La décision du Parlement européen et son approbation par le conseil de l'UE représente les dernières étapes vers la suppression du visa. Les différents débats et autres procédures à ce sujet avaient commencé en 2008 dans le cadre du lancement des négociations d'un accord d'association entre l'Ukraine et l'Union.
Par la suite, un plan d'action pour la libéralisation du régime des visas avait été présenté lors du sommet UE-Ukraine à Bruxelles en 2010.
En 2013, le président pro-russe Viktor Ianoukovitch avait refusé de signer l'accord d'association, ce qui a eu pour conséquence des manifestations majeures, plus connues sous le nom d'Euromaïdan. Ces dernières avaient conduit à la démission du gouvernement, à la fuite de l'ancien président en Russie, mais également à la montée en puissance de l'opposition pro-UE. C'est en 2014 que l'accord a finalement été signé. Plus tard, dans le cadre de la ratification par les États membres, les Pays-Bas ont toutefois rejeté la proposition lors d'un référendum organisé conformément à la législation locale. Les Néerlandais finiront par accepter l'accord, notamment grâce à quelques garanties politiques.
En avril 2016, la Commission européenne a décidé d'ajouter l'Ukraine à la liste des pays dont les citoyens peuvent circuler librement dans les pays de l'espace Schengen pour une période ne dépassant pas 90 jours par an. Toutefois, cette décision devait d'abord être approuvée par les autres institutions du Vieux Continent. Jusqu'à présent, la date d'entrée en vigueur de cette mesure n'était pas non plus très claire.
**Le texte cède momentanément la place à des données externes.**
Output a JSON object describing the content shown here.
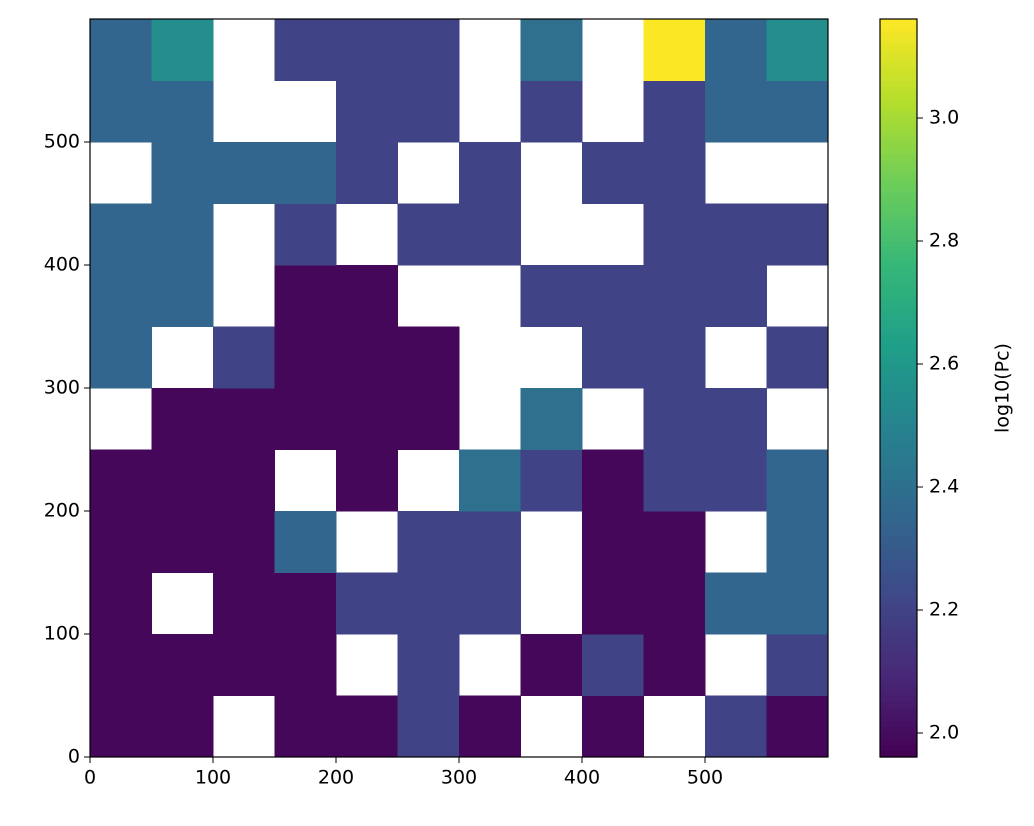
{
  "chart_data": {
    "type": "heatmap",
    "colormap": "viridis",
    "xlim": [
      0,
      600
    ],
    "ylim": [
      0,
      600
    ],
    "xticks": [
      0,
      100,
      200,
      300,
      400,
      500
    ],
    "yticks": [
      0,
      100,
      200,
      300,
      400,
      500
    ],
    "z": [
      [
        1.98,
        1.98,
        null,
        1.98,
        1.98,
        2.2,
        1.98,
        null,
        1.98,
        null,
        2.2,
        1.98
      ],
      [
        1.98,
        1.98,
        1.98,
        1.98,
        null,
        2.2,
        null,
        1.98,
        2.2,
        1.98,
        null,
        2.2
      ],
      [
        1.98,
        null,
        1.98,
        1.98,
        2.2,
        2.2,
        2.2,
        null,
        1.98,
        1.98,
        2.35,
        2.35
      ],
      [
        1.98,
        1.98,
        1.98,
        2.35,
        null,
        2.2,
        2.2,
        null,
        1.98,
        1.98,
        null,
        2.35
      ],
      [
        1.98,
        1.98,
        1.98,
        null,
        1.98,
        null,
        2.4,
        2.2,
        1.98,
        2.2,
        2.2,
        2.35
      ],
      [
        null,
        1.98,
        1.98,
        1.98,
        1.98,
        1.98,
        null,
        2.4,
        null,
        2.2,
        2.2,
        null
      ],
      [
        2.35,
        null,
        2.2,
        1.98,
        1.98,
        1.98,
        null,
        null,
        2.2,
        2.2,
        null,
        2.2
      ],
      [
        2.35,
        2.35,
        null,
        1.98,
        1.98,
        null,
        null,
        2.2,
        2.2,
        2.2,
        2.2,
        null
      ],
      [
        2.35,
        2.35,
        null,
        2.2,
        null,
        2.2,
        2.2,
        null,
        null,
        2.2,
        2.2,
        2.2
      ],
      [
        null,
        2.35,
        2.35,
        2.35,
        2.2,
        null,
        2.2,
        null,
        2.2,
        2.2,
        null,
        null
      ],
      [
        2.35,
        2.35,
        null,
        null,
        2.2,
        2.2,
        null,
        2.2,
        null,
        2.2,
        2.35,
        2.35
      ],
      [
        2.35,
        2.55,
        null,
        2.2,
        2.2,
        2.2,
        null,
        2.4,
        null,
        3.16,
        2.35,
        2.55
      ]
    ],
    "colorbar": {
      "label": "log10(Pc)",
      "lim": [
        1.961,
        3.161
      ],
      "ticks": [
        {
          "value": 2,
          "label": "2.0"
        },
        2.2,
        2.4,
        2.6,
        2.8,
        {
          "value": 3,
          "label": "3.0"
        }
      ]
    }
  }
}
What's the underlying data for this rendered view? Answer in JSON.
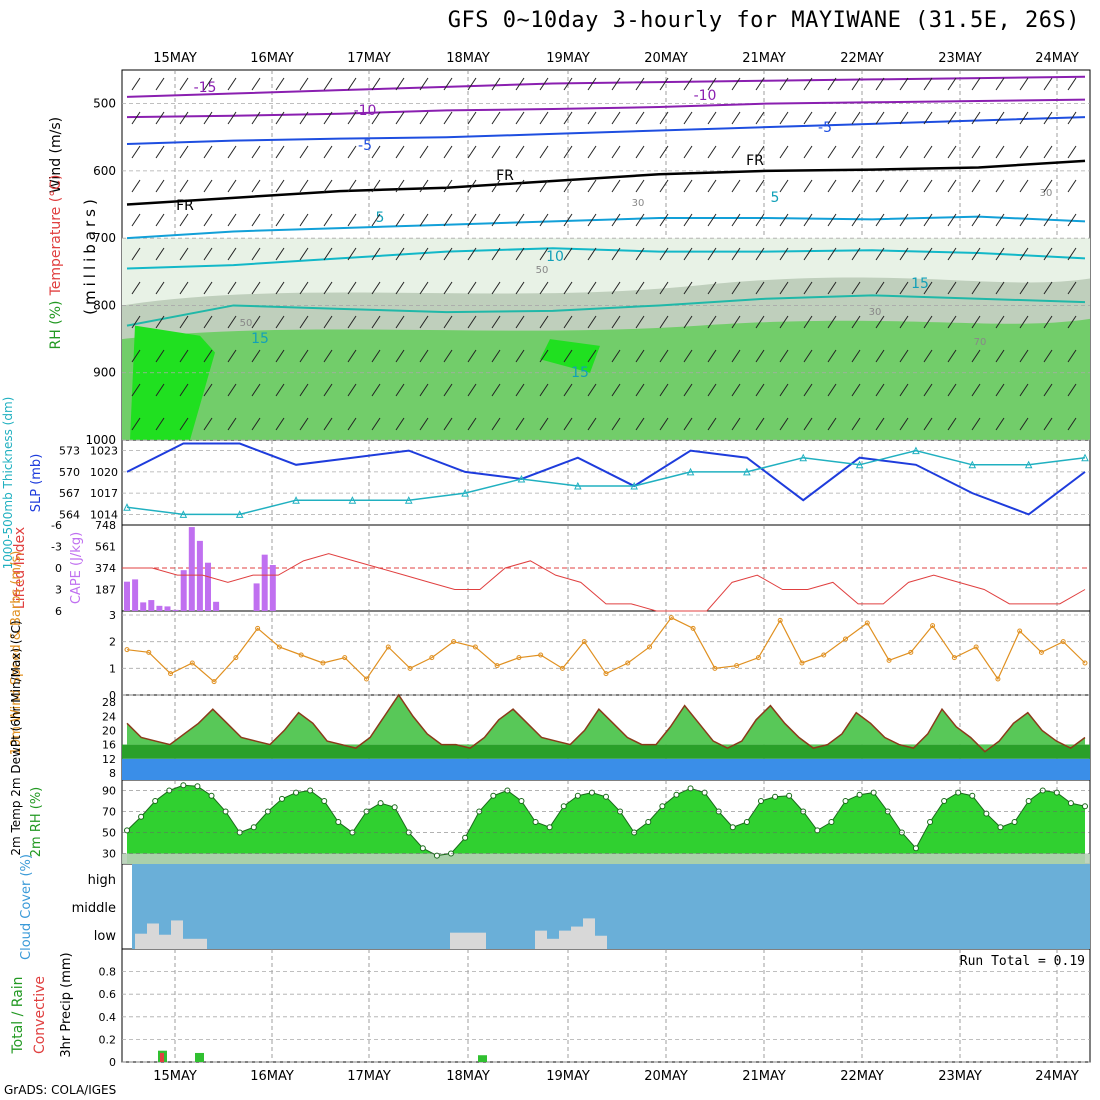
{
  "title": "GFS 0~10day 3-hourly for MAYIWANE (31.5E, 26S)",
  "footer": "GrADS: COLA/IGES",
  "chart_data": [
    {
      "type": "heatmap",
      "panel": "upper-air",
      "ylabel": "(millibars)",
      "side_labels": [
        "Wind (m/s)",
        "Temperature (°C)",
        "RH (%)"
      ],
      "yticks": [
        500,
        600,
        700,
        800,
        900,
        1000
      ],
      "ylim": [
        450,
        1000
      ],
      "x": [
        "15MAY",
        "16MAY",
        "17MAY",
        "18MAY",
        "19MAY",
        "20MAY",
        "21MAY",
        "22MAY",
        "23MAY",
        "24MAY"
      ],
      "contour_labels": [
        "-15",
        "-10",
        "-10",
        "-5",
        "-5",
        "FR",
        "FR",
        "FR",
        "5",
        "5",
        "10",
        "15",
        "15",
        "15",
        "30",
        "30",
        "30",
        "50",
        "50",
        "70"
      ],
      "isotherms": [
        {
          "label": "-15",
          "level": [
            490,
            485,
            480,
            475,
            470,
            468,
            466,
            464,
            462,
            460
          ]
        },
        {
          "label": "-10",
          "level": [
            520,
            518,
            515,
            510,
            508,
            505,
            500,
            498,
            496,
            494
          ]
        },
        {
          "label": "-5",
          "level": [
            560,
            555,
            552,
            550,
            545,
            540,
            535,
            530,
            525,
            520
          ]
        },
        {
          "label": "FR",
          "level": [
            650,
            640,
            630,
            625,
            615,
            605,
            600,
            598,
            595,
            585
          ]
        },
        {
          "label": "5",
          "level": [
            700,
            690,
            685,
            680,
            675,
            670,
            670,
            672,
            668,
            675
          ]
        },
        {
          "label": "10",
          "level": [
            745,
            740,
            730,
            720,
            715,
            720,
            720,
            718,
            722,
            730
          ]
        },
        {
          "label": "15",
          "level": [
            830,
            800,
            805,
            810,
            808,
            800,
            790,
            785,
            790,
            795
          ]
        }
      ]
    },
    {
      "type": "line",
      "panel": "slp-thickness",
      "ylabel": "SLP (mb)",
      "ylabel2": "1000-500mb Thickness (dm)",
      "yticks_right": [
        1014,
        1017,
        1020,
        1023
      ],
      "yticks_left": [
        564,
        567,
        570,
        573
      ],
      "series": [
        {
          "name": "SLP (mb)",
          "color": "#1e3cdc",
          "values": [
            1020,
            1024,
            1024,
            1021,
            1022,
            1023,
            1020,
            1019,
            1022,
            1018,
            1023,
            1022,
            1016,
            1022,
            1021,
            1017,
            1014,
            1020
          ]
        },
        {
          "name": "1000-500mb Thickness (dm)",
          "color": "#20b0c0",
          "values": [
            565,
            564,
            564,
            566,
            566,
            566,
            567,
            569,
            568,
            568,
            570,
            570,
            572,
            571,
            573,
            571,
            571,
            572
          ]
        }
      ]
    },
    {
      "type": "bar",
      "panel": "lifted-index-cape",
      "ylabel": "CAPE (J/kg)",
      "ylabel2": "Lifted Index",
      "yticks_cape": [
        187,
        374,
        561,
        748
      ],
      "yticks_li": [
        6,
        3,
        0,
        -3,
        -6
      ],
      "cape": [
        255,
        275,
        75,
        95,
        45,
        40,
        10,
        355,
        730,
        610,
        420,
        80,
        0,
        0,
        0,
        0,
        240,
        490,
        400
      ],
      "lifted_index": [
        0,
        0,
        1,
        1,
        2,
        1,
        1,
        -1,
        -2,
        -1,
        0,
        1,
        2,
        3,
        3,
        0,
        -1,
        1,
        2,
        5,
        5,
        6,
        6,
        6,
        2,
        1,
        3,
        3,
        2,
        5,
        5,
        2,
        1,
        2,
        3,
        5,
        5,
        5,
        3
      ]
    },
    {
      "type": "line",
      "panel": "wind-10m",
      "ylabel": "10m Wind Speed & Barbs (m/s)",
      "yticks": [
        0,
        1,
        2,
        3
      ],
      "ylim": [
        0,
        3
      ],
      "series": [
        {
          "name": "10m Wind Speed",
          "color": "#e09020",
          "values": [
            1.7,
            1.6,
            0.8,
            1.2,
            0.5,
            1.4,
            2.5,
            1.8,
            1.5,
            1.2,
            1.4,
            0.6,
            1.8,
            1.0,
            1.4,
            2.0,
            1.8,
            1.1,
            1.4,
            1.5,
            1.0,
            2.0,
            0.8,
            1.2,
            1.8,
            2.9,
            2.5,
            1.0,
            1.1,
            1.4,
            2.8,
            1.2,
            1.5,
            2.1,
            2.7,
            1.3,
            1.6,
            2.6,
            1.4,
            1.8,
            0.6,
            2.4,
            1.6,
            2.0,
            1.2
          ]
        }
      ]
    },
    {
      "type": "area",
      "panel": "temperature-2m",
      "ylabel": "2m Temp 2m DewPt (6hr Min/Max) (°C)",
      "yticks": [
        8,
        12,
        16,
        20,
        24,
        28
      ],
      "ylim": [
        6,
        30
      ],
      "temperature": [
        22,
        18,
        17,
        16,
        19,
        22,
        26,
        22,
        18,
        17,
        16,
        20,
        25,
        22,
        17,
        16,
        15,
        18,
        24,
        30,
        24,
        19,
        16,
        16,
        15,
        18,
        23,
        26,
        22,
        18,
        17,
        16,
        20,
        26,
        22,
        18,
        16,
        16,
        21,
        27,
        22,
        17,
        15,
        17,
        23,
        27,
        22,
        18,
        15,
        16,
        19,
        25,
        22,
        18,
        16,
        15,
        19,
        26,
        21,
        18,
        14,
        17,
        22,
        25,
        20,
        17,
        15,
        18
      ]
    },
    {
      "type": "area",
      "panel": "rh-2m",
      "ylabel": "2m RH (%)",
      "yticks": [
        30,
        50,
        70,
        90
      ],
      "ylim": [
        20,
        100
      ],
      "values": [
        52,
        65,
        80,
        90,
        95,
        94,
        85,
        70,
        50,
        55,
        70,
        82,
        88,
        90,
        80,
        60,
        50,
        70,
        78,
        74,
        50,
        35,
        28,
        30,
        45,
        70,
        85,
        90,
        80,
        60,
        55,
        75,
        85,
        88,
        84,
        70,
        50,
        60,
        75,
        86,
        92,
        88,
        70,
        55,
        60,
        80,
        84,
        85,
        70,
        52,
        60,
        80,
        86,
        88,
        70,
        50,
        35,
        60,
        80,
        88,
        85,
        68,
        55,
        60,
        80,
        90,
        88,
        78,
        75
      ]
    },
    {
      "type": "bar",
      "panel": "cloud-cover",
      "ylabel": "Cloud Cover (%)",
      "levels": [
        "high",
        "middle",
        "low"
      ],
      "low_cloud_x": [
        "15MAY",
        "18MAY",
        "19MAY"
      ],
      "low_cloud_values": [
        15,
        25,
        14,
        28,
        10,
        10,
        16,
        16,
        16,
        18,
        10,
        18,
        22,
        30,
        13
      ]
    },
    {
      "type": "bar",
      "panel": "precip",
      "ylabel": "3hr Precip (mm)",
      "ylabel2": "Total / Rain",
      "ylabel3": "Convective",
      "yticks": [
        0,
        0.2,
        0.4,
        0.6,
        0.8
      ],
      "ylim": [
        0,
        1.0
      ],
      "annotation": "Run Total = 0.19",
      "total": [
        0.05,
        0.04,
        0.03
      ],
      "convective": [
        0.04,
        0,
        0
      ]
    }
  ]
}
Oksana, traductrice à l'ambassade de Pologne à Kiev, pense que la possibilité de voyager et de s'ouvrir au monde n'est pas seulement importante d'un point de vue touristique.
« L'opinion qu'on a de notre patrie et le comportement qu'on y adopte dépend du regard qu'on porte sur les autres pays. Les Ukrainiens pourraient prendre modèle en voyant comment certains problèmes sont résolus dans les pays de l'UE. En URSS, les initatives du peuple étaient étouffées, aujourd'hui, le problème réside dans le fait que les gens ne peuvent pas exercer leurs droits en tant que citoyens. Par exemple : quelqu'un se rend en Europe et voit qu'il n'y a pas d'affiche publicitaire sur les bâtiments historiques. Quand cette personne rentrera chez elle, cette situation dans sa propre ville pourrait l'énerver », explique-t-elle.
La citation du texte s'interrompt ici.